The following quotation is from The Outlook for March 10, 1920, which contains an article entitled “The Present Situation in India,” by Major-General Thomas D. Pilcher, of the British Army.
“Beside these castes there are tribes, and the Brahmin from the Punjab has very little indeed in common with the Brahmin from Bengal or Madras. Many Pathans and Punjabi Mohammedans have blue eyes and are no darker than a southern European, whereas some of the depressed tribes are as black as Negroes. Many of the northern peoples are at least as tall as men of our own race, whereas other tribes do not average five feet.”
70 : 16. Castes. Deniker, 2, p. 403: “About 2,000 castes may be enumerated at the present day, but year by year new ones are being called into existence as a certain number disappear.” In his footnote Deniker says: “The so-called primitive division into four castes: Brahmans (priests), Kshatriya (soldiers), Vaisyas (husbandmen and merchants), and Sudra (common people, outcasts, subject peoples?), mentioned in the later texts of the Vedas, is rather an indication of the division into three principal classes of the ruling race as opposed, in a homogeneous whole, to the conquered aboriginal race (fourth caste).” He continues: “The essential characteristics of all castes, persisting amid every change of form, are endogamy within themselves and the regulation forbidding them to come into contact one with another and partake of food together.”
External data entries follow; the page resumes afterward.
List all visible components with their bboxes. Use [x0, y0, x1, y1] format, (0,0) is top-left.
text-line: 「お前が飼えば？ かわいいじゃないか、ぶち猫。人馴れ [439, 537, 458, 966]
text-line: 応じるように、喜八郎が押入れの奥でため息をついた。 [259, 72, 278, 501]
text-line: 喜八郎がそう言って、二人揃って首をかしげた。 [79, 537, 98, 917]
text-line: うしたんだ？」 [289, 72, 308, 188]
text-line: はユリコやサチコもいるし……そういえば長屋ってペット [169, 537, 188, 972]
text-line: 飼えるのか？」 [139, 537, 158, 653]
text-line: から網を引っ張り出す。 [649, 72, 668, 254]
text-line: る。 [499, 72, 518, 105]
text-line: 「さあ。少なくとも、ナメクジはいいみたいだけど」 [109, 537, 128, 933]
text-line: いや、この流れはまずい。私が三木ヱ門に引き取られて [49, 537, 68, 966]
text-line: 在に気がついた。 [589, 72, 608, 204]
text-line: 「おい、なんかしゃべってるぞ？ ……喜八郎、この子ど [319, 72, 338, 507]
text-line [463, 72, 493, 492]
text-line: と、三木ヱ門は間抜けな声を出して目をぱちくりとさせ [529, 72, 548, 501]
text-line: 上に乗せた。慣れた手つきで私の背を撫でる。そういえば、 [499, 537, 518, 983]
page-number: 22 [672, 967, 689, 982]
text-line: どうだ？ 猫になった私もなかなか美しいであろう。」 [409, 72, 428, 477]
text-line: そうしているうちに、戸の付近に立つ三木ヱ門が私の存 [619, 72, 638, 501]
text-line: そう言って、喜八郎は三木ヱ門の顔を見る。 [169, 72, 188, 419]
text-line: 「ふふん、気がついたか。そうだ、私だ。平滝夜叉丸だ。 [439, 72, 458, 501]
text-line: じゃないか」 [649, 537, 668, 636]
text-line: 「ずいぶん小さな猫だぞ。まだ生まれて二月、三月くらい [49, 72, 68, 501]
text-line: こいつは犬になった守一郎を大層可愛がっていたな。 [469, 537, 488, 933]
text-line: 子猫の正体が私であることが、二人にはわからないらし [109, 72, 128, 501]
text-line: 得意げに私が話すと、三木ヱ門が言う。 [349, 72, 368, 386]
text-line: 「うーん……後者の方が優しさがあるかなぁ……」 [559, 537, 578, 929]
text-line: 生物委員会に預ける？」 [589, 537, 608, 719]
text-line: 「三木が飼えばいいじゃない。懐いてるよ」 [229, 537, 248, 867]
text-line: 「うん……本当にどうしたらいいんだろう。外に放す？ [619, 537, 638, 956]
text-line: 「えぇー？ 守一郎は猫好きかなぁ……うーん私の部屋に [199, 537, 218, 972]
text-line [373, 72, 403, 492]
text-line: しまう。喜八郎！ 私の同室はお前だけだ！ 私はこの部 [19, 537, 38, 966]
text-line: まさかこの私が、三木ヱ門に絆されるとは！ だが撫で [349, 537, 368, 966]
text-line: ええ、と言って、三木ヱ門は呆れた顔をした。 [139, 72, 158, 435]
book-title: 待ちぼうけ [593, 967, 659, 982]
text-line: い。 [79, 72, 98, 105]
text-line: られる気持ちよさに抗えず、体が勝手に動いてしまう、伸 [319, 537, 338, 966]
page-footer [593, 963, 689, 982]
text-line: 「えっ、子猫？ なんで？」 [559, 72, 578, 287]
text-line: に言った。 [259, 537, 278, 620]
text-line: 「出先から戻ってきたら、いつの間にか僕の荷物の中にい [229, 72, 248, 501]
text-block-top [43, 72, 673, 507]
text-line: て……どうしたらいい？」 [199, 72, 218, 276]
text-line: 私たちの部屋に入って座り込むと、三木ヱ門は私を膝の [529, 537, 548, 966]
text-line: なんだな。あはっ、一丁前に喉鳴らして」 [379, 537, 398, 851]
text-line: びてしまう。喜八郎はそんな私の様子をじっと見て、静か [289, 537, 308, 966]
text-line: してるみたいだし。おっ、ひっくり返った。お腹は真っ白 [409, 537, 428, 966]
See also Zaborowski, Les peuples aryens, p. 65. There is, of course, an enormous number of books which deal with the caste system of India.
71 : 7. Sir G. Archdall Reid, 2, p. 186: “If history teaches any lesson with clearness, it is this, that conquest, to be permanent, must be accompanied with extermination; otherwise, in the fulness of time, the natives expel or absorb the conquerors. The Saxon conquest of England was permanent; of the Norman conquest there remains scarcely a trace.”
71 : 24. See pp. 217–222 and notes.
72 : 4. See the notes to p. 141 : 4 seq.
72 : 19. Ripley, pp. 219–220, says: “The race question in Germany came to the front some years ago under rather peculiar circumstances. Shortly after the Franco-Prussian War, De Quatrefages promulgated the theory ... that the dominant people in Germany were not Teutons at all, but were directly descended from the Finns. Being nothing but Finns, they were to be classed with the Lapps and other peoples of western Russia.... Coming at a time of profound national humiliation in France ... the book created a profound sensation.... A champion of the Germans was not hard to find. Professor Virchow of Berlin set himself to work to disprove the theory which thus damned the dominant people of the empire. The controversy, half political and half scientific, waxed hot at times.... One great benefit flowed indirectly from it all, however. The German government was induced to authorize the official census of the color of hair and eyes of the six million school children of the empire.... It established beyond question the differences in pigmentation between the North and the South of Germany. At the same time it showed the similarity in blondness between all the peoples along the Baltic. The Hohenzollern territory was as Teutonic in this respect as the Hanoverian.”
73 : 6. Deniker is one of these. See his Races of Man, p. 334. Collignon is another. See the Bulletin de la Société d’anthropologie, Paris, 1883, p. 463; and L’Anthropologie, no. 2, for 1890.
73 : 11. See Keith, 3, p. 19; Beddoe, 4, p. 39; and Ripley, section on Germany.